= Titus Lewis =

Welsh Baptist minister (1773–1811)

Titus Lewis (21 February 1773 – 1 May 1811) was a Welsh Baptist minister and author. Lewis is notable for several important works, including the publication of A Welsh-English Dictionary (1805) and several volumes of hymns and biblical commentaries.

==Bibliography==
Lewis was born in Cilgerran to Lewis Thomas, a minister at Cilfowyr. He was baptised at Blaen-y-waun and was preaching by 1794, and was ordained there in 1798. He married in 1800, but his wife's dislike of the area saw them move to Carmarthen, where he became minister of Dark Gate Baptist Church.
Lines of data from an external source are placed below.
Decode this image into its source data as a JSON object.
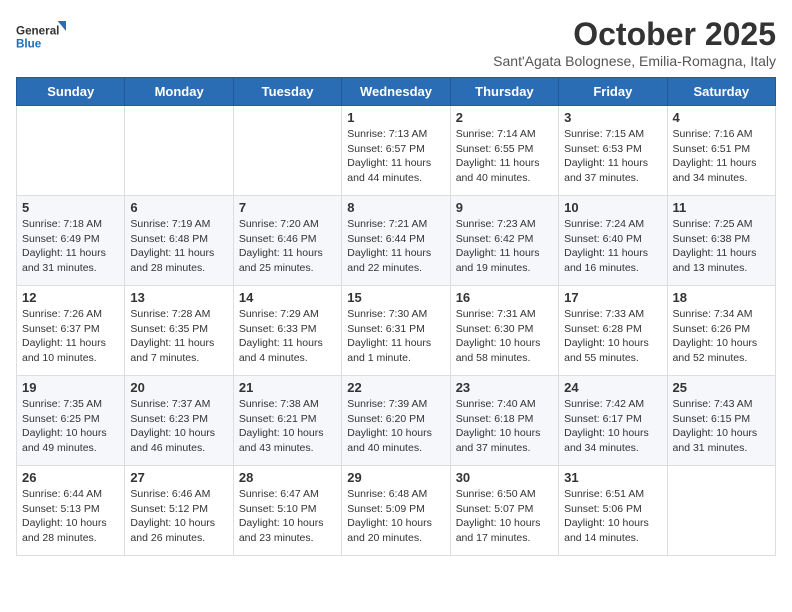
{
  "logo": {
    "line1": "General",
    "line2": "Blue"
  },
  "title": "October 2025",
  "location": "Sant'Agata Bolognese, Emilia-Romagna, Italy",
  "weekdays": [
    "Sunday",
    "Monday",
    "Tuesday",
    "Wednesday",
    "Thursday",
    "Friday",
    "Saturday"
  ],
  "weeks": [
    [
      {
        "day": "",
        "content": ""
      },
      {
        "day": "",
        "content": ""
      },
      {
        "day": "",
        "content": ""
      },
      {
        "day": "1",
        "content": "Sunrise: 7:13 AM\nSunset: 6:57 PM\nDaylight: 11 hours\nand 44 minutes."
      },
      {
        "day": "2",
        "content": "Sunrise: 7:14 AM\nSunset: 6:55 PM\nDaylight: 11 hours\nand 40 minutes."
      },
      {
        "day": "3",
        "content": "Sunrise: 7:15 AM\nSunset: 6:53 PM\nDaylight: 11 hours\nand 37 minutes."
      },
      {
        "day": "4",
        "content": "Sunrise: 7:16 AM\nSunset: 6:51 PM\nDaylight: 11 hours\nand 34 minutes."
      }
    ],
    [
      {
        "day": "5",
        "content": "Sunrise: 7:18 AM\nSunset: 6:49 PM\nDaylight: 11 hours\nand 31 minutes."
      },
      {
        "day": "6",
        "content": "Sunrise: 7:19 AM\nSunset: 6:48 PM\nDaylight: 11 hours\nand 28 minutes."
      },
      {
        "day": "7",
        "content": "Sunrise: 7:20 AM\nSunset: 6:46 PM\nDaylight: 11 hours\nand 25 minutes."
      },
      {
        "day": "8",
        "content": "Sunrise: 7:21 AM\nSunset: 6:44 PM\nDaylight: 11 hours\nand 22 minutes."
      },
      {
        "day": "9",
        "content": "Sunrise: 7:23 AM\nSunset: 6:42 PM\nDaylight: 11 hours\nand 19 minutes."
      },
      {
        "day": "10",
        "content": "Sunrise: 7:24 AM\nSunset: 6:40 PM\nDaylight: 11 hours\nand 16 minutes."
      },
      {
        "day": "11",
        "content": "Sunrise: 7:25 AM\nSunset: 6:38 PM\nDaylight: 11 hours\nand 13 minutes."
      }
    ],
    [
      {
        "day": "12",
        "content": "Sunrise: 7:26 AM\nSunset: 6:37 PM\nDaylight: 11 hours\nand 10 minutes."
      },
      {
        "day": "13",
        "content": "Sunrise: 7:28 AM\nSunset: 6:35 PM\nDaylight: 11 hours\nand 7 minutes."
      },
      {
        "day": "14",
        "content": "Sunrise: 7:29 AM\nSunset: 6:33 PM\nDaylight: 11 hours\nand 4 minutes."
      },
      {
        "day": "15",
        "content": "Sunrise: 7:30 AM\nSunset: 6:31 PM\nDaylight: 11 hours\nand 1 minute."
      },
      {
        "day": "16",
        "content": "Sunrise: 7:31 AM\nSunset: 6:30 PM\nDaylight: 10 hours\nand 58 minutes."
      },
      {
        "day": "17",
        "content": "Sunrise: 7:33 AM\nSunset: 6:28 PM\nDaylight: 10 hours\nand 55 minutes."
      },
      {
        "day": "18",
        "content": "Sunrise: 7:34 AM\nSunset: 6:26 PM\nDaylight: 10 hours\nand 52 minutes."
      }
    ],
    [
      {
        "day": "19",
        "content": "Sunrise: 7:35 AM\nSunset: 6:25 PM\nDaylight: 10 hours\nand 49 minutes."
      },
      {
        "day": "20",
        "content": "Sunrise: 7:37 AM\nSunset: 6:23 PM\nDaylight: 10 hours\nand 46 minutes."
      },
      {
        "day": "21",
        "content": "Sunrise: 7:38 AM\nSunset: 6:21 PM\nDaylight: 10 hours\nand 43 minutes."
      },
      {
        "day": "22",
        "content": "Sunrise: 7:39 AM\nSunset: 6:20 PM\nDaylight: 10 hours\nand 40 minutes."
      },
      {
        "day": "23",
        "content": "Sunrise: 7:40 AM\nSunset: 6:18 PM\nDaylight: 10 hours\nand 37 minutes."
      },
      {
        "day": "24",
        "content": "Sunrise: 7:42 AM\nSunset: 6:17 PM\nDaylight: 10 hours\nand 34 minutes."
      },
      {
        "day": "25",
        "content": "Sunrise: 7:43 AM\nSunset: 6:15 PM\nDaylight: 10 hours\nand 31 minutes."
      }
    ],
    [
      {
        "day": "26",
        "content": "Sunrise: 6:44 AM\nSunset: 5:13 PM\nDaylight: 10 hours\nand 28 minutes."
      },
      {
        "day": "27",
        "content": "Sunrise: 6:46 AM\nSunset: 5:12 PM\nDaylight: 10 hours\nand 26 minutes."
      },
      {
        "day": "28",
        "content": "Sunrise: 6:47 AM\nSunset: 5:10 PM\nDaylight: 10 hours\nand 23 minutes."
      },
      {
        "day": "29",
        "content": "Sunrise: 6:48 AM\nSunset: 5:09 PM\nDaylight: 10 hours\nand 20 minutes."
      },
      {
        "day": "30",
        "content": "Sunrise: 6:50 AM\nSunset: 5:07 PM\nDaylight: 10 hours\nand 17 minutes."
      },
      {
        "day": "31",
        "content": "Sunrise: 6:51 AM\nSunset: 5:06 PM\nDaylight: 10 hours\nand 14 minutes."
      },
      {
        "day": "",
        "content": ""
      }
    ]
  ]
}
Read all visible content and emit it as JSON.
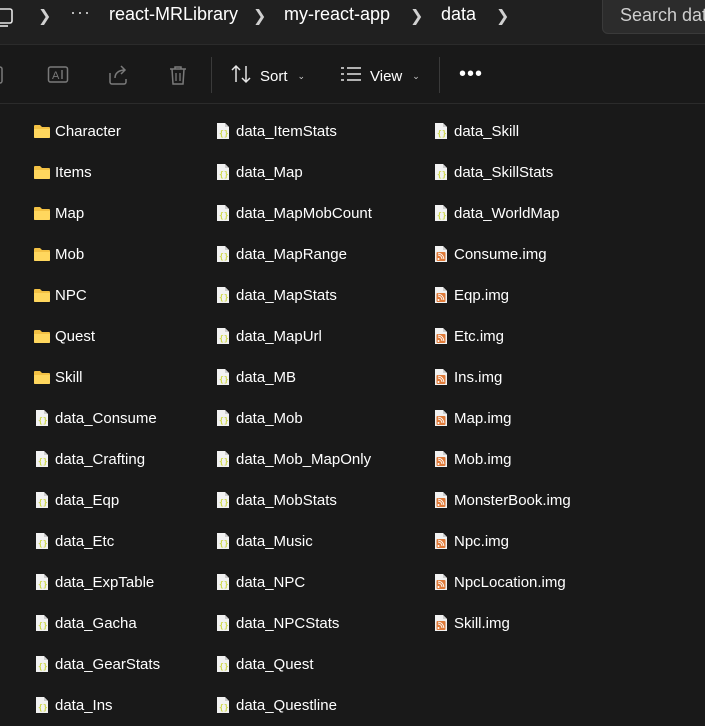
{
  "breadcrumb": {
    "items": [
      "react-MRLibrary",
      "my-react-app",
      "data"
    ]
  },
  "search": {
    "placeholder": "Search data"
  },
  "toolbar": {
    "sort_label": "Sort",
    "view_label": "View"
  },
  "files": {
    "col1": [
      {
        "name": "Character",
        "type": "folder"
      },
      {
        "name": "Items",
        "type": "folder"
      },
      {
        "name": "Map",
        "type": "folder"
      },
      {
        "name": "Mob",
        "type": "folder"
      },
      {
        "name": "NPC",
        "type": "folder"
      },
      {
        "name": "Quest",
        "type": "folder"
      },
      {
        "name": "Skill",
        "type": "folder"
      },
      {
        "name": "data_Consume",
        "type": "json"
      },
      {
        "name": "data_Crafting",
        "type": "json"
      },
      {
        "name": "data_Eqp",
        "type": "json"
      },
      {
        "name": "data_Etc",
        "type": "json"
      },
      {
        "name": "data_ExpTable",
        "type": "json"
      },
      {
        "name": "data_Gacha",
        "type": "json"
      },
      {
        "name": "data_GearStats",
        "type": "json"
      },
      {
        "name": "data_Ins",
        "type": "json"
      }
    ],
    "col2": [
      {
        "name": "data_ItemStats",
        "type": "json"
      },
      {
        "name": "data_Map",
        "type": "json"
      },
      {
        "name": "data_MapMobCount",
        "type": "json"
      },
      {
        "name": "data_MapRange",
        "type": "json"
      },
      {
        "name": "data_MapStats",
        "type": "json"
      },
      {
        "name": "data_MapUrl",
        "type": "json"
      },
      {
        "name": "data_MB",
        "type": "json"
      },
      {
        "name": "data_Mob",
        "type": "json"
      },
      {
        "name": "data_Mob_MapOnly",
        "type": "json"
      },
      {
        "name": "data_MobStats",
        "type": "json"
      },
      {
        "name": "data_Music",
        "type": "json"
      },
      {
        "name": "data_NPC",
        "type": "json"
      },
      {
        "name": "data_NPCStats",
        "type": "json"
      },
      {
        "name": "data_Quest",
        "type": "json"
      },
      {
        "name": "data_Questline",
        "type": "json"
      }
    ],
    "col3": [
      {
        "name": "data_Skill",
        "type": "json"
      },
      {
        "name": "data_SkillStats",
        "type": "json"
      },
      {
        "name": "data_WorldMap",
        "type": "json"
      },
      {
        "name": "Consume.img",
        "type": "img"
      },
      {
        "name": "Eqp.img",
        "type": "img"
      },
      {
        "name": "Etc.img",
        "type": "img"
      },
      {
        "name": "Ins.img",
        "type": "img"
      },
      {
        "name": "Map.img",
        "type": "img"
      },
      {
        "name": "Mob.img",
        "type": "img"
      },
      {
        "name": "MonsterBook.img",
        "type": "img"
      },
      {
        "name": "Npc.img",
        "type": "img"
      },
      {
        "name": "NpcLocation.img",
        "type": "img"
      },
      {
        "name": "Skill.img",
        "type": "img"
      }
    ]
  },
  "icons": {
    "folder": "folder-icon",
    "json": "json-file-icon",
    "img": "feed-file-icon"
  },
  "colors": {
    "folder": "#f3c144",
    "json_accent": "#cfd84a",
    "img_accent": "#e07b39"
  }
}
In 1805 he published A Welsh-English Dictionary, and in 1806 with the aid of Joseph Harris, he published the journal Y Drysorfa Efangylaidd, Lewis using the pseudonyms 'Obadiah' and 'Gaius' while Harris wrote under the name 'Adelphos o Abertawe'. In 1810 Lewis published Hanes … Prydain Fawr, a 624-page volume and his most significant work. He then, along with Christmas Evans, and Harris, decided to translate Gill's commentary on the New Testament into Welsh. It is believed that the published work of this project was primarily Lewis', based on the evidence that after his death in 1811, no further translations appeared.